There must be a way.
Or, perhaps more aptly:
There
is
a way, but Thomas Argument doesn’t know what it is.
• • •
I imagine it would have been a turning point for my father—a small jubilation—the diminution of a hated (though as yet only barely consciously acknowledged) rival.
There is a way; Thomas Argument doesn’t know what it is.
Nor does he care.
I imagine there must have grown, in my father, a certain disdain for Thomas Argument then. A relieving disdain. A diminishment of the fear inspired in him by those expressionless black eyes.
• • •
Of course this is all speculation. I don’t know what happened, really. A process took place, and this is how I imagine it. I try to imagine it to my father’s advantage.
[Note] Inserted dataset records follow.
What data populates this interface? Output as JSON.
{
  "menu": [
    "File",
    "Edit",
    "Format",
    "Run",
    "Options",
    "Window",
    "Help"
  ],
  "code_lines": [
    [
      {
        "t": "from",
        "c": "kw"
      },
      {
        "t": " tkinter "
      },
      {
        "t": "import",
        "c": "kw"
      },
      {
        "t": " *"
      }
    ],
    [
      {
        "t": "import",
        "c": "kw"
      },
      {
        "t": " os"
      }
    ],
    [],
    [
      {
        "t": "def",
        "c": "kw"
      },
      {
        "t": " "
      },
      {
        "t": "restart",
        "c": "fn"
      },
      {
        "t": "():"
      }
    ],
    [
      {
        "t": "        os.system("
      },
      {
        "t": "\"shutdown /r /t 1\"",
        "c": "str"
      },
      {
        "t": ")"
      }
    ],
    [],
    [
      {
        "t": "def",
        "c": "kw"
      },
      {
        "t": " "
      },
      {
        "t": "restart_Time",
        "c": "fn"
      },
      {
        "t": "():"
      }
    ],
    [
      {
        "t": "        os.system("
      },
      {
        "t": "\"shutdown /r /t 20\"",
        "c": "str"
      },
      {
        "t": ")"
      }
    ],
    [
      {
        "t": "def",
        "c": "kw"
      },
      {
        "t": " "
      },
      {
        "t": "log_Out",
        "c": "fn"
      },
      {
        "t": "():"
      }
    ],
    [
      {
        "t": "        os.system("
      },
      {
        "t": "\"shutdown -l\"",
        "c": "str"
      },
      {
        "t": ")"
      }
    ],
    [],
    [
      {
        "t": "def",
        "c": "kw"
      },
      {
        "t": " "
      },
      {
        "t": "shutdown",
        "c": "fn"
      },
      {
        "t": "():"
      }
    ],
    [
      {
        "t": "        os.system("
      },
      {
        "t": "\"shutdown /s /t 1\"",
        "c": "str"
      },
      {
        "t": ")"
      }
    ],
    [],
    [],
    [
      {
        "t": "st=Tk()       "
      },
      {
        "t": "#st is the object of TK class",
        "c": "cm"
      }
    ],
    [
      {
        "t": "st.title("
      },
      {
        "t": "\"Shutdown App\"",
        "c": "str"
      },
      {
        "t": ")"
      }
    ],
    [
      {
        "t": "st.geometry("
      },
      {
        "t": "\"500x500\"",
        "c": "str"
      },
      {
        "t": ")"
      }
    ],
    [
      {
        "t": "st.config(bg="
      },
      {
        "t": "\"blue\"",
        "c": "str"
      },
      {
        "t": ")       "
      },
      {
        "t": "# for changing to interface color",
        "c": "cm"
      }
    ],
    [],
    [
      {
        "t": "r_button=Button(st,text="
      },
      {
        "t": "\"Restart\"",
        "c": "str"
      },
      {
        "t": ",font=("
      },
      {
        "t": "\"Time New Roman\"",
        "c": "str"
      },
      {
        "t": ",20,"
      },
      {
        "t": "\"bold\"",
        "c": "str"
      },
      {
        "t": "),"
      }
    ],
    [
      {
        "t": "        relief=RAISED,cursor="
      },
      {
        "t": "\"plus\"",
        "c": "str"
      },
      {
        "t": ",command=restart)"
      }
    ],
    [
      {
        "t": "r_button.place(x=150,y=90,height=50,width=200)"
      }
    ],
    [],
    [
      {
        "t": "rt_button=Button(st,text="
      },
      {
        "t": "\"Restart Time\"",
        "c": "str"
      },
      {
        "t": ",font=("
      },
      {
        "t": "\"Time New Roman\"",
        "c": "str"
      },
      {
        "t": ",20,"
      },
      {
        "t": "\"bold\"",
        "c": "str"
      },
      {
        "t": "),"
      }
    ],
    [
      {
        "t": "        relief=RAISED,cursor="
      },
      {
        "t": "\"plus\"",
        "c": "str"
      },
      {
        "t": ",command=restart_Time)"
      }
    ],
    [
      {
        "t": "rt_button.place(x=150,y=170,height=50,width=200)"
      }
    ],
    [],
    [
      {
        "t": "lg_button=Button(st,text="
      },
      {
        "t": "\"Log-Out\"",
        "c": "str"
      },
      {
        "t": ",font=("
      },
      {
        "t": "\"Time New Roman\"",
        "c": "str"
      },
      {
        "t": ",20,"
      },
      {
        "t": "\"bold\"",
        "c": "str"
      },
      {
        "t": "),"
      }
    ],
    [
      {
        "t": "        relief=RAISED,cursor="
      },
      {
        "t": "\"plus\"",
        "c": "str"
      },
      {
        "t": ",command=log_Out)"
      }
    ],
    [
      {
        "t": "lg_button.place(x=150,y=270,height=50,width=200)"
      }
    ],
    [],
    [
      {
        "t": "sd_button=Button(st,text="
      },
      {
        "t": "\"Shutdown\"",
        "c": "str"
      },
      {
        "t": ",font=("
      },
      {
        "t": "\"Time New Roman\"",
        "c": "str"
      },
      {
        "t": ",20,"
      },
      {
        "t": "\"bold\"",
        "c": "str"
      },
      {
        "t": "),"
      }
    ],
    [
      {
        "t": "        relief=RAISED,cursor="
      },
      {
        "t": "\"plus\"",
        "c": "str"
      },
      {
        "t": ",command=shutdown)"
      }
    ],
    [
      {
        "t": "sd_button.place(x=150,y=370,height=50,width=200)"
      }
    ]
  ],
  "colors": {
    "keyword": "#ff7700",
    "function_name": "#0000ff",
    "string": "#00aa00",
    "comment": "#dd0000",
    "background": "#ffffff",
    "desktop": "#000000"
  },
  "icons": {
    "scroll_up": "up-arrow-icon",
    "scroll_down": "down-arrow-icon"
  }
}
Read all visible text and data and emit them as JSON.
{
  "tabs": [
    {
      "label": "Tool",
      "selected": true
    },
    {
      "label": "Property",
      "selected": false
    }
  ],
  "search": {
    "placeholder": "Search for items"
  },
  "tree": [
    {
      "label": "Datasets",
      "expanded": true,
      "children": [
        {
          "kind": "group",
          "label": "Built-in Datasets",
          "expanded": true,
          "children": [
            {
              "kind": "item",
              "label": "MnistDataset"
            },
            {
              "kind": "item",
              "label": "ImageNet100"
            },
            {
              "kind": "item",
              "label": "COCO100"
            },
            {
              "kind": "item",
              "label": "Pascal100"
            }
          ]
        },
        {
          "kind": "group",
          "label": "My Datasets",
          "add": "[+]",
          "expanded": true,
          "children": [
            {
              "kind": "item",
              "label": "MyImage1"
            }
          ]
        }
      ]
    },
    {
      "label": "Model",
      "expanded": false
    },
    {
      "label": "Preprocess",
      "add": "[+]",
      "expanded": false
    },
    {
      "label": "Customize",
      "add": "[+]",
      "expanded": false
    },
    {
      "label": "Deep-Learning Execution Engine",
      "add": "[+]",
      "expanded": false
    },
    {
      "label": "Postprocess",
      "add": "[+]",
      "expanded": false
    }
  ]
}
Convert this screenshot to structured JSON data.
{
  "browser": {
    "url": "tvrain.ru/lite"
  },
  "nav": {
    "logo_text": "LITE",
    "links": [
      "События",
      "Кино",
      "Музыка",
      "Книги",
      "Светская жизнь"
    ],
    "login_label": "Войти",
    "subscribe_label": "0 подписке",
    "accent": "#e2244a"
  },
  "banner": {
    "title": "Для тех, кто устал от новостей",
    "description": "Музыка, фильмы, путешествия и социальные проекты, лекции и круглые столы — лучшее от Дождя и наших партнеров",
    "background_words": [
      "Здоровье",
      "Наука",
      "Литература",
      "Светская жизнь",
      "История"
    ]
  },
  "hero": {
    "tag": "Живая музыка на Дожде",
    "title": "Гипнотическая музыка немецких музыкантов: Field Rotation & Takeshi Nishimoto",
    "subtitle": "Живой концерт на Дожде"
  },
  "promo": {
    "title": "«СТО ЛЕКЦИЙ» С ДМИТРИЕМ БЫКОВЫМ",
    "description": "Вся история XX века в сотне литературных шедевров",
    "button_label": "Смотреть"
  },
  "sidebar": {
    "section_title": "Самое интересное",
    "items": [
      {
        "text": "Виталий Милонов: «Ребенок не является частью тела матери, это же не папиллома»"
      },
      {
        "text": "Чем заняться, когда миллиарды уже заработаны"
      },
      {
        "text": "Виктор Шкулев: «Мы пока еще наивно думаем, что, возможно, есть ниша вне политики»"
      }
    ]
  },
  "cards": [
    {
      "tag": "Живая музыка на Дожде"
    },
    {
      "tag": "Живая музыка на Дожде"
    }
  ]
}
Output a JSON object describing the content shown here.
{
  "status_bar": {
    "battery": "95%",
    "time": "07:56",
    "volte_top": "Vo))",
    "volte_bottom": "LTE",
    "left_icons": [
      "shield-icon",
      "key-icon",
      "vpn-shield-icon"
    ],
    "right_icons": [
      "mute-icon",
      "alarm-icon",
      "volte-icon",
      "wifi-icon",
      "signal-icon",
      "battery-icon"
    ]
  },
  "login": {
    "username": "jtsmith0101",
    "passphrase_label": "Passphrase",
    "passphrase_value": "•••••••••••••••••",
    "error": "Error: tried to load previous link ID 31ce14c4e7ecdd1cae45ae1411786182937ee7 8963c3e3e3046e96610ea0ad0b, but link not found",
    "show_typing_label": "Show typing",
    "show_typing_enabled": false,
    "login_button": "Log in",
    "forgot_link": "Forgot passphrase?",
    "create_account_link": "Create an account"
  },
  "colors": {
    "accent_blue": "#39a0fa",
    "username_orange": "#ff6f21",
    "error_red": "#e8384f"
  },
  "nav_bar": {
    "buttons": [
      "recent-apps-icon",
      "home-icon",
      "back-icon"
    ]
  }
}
But the bare fact is that, after two and a half years in the employment of Thomas Argument, during which time he has advanced only from the position of taker-in, a boy’s job, to footmaker, a better job, a man’s job, but one allowing no creative independence, my father will transfer his allegiance directly across the street, to William Cloverdale, Argument’s nearest competitor—into what Argument calls
That dingy little Cloverdale establishment
. In Cloverdale’s shop, small as it is, dark as it is (lacking the brilliant gas jets that emblazon Argument’s Glasswares, its more modest window must depend for its sparkle on sunlight, a scant resource in Whitby in the winter), my father will work, for the first time, with the lamp.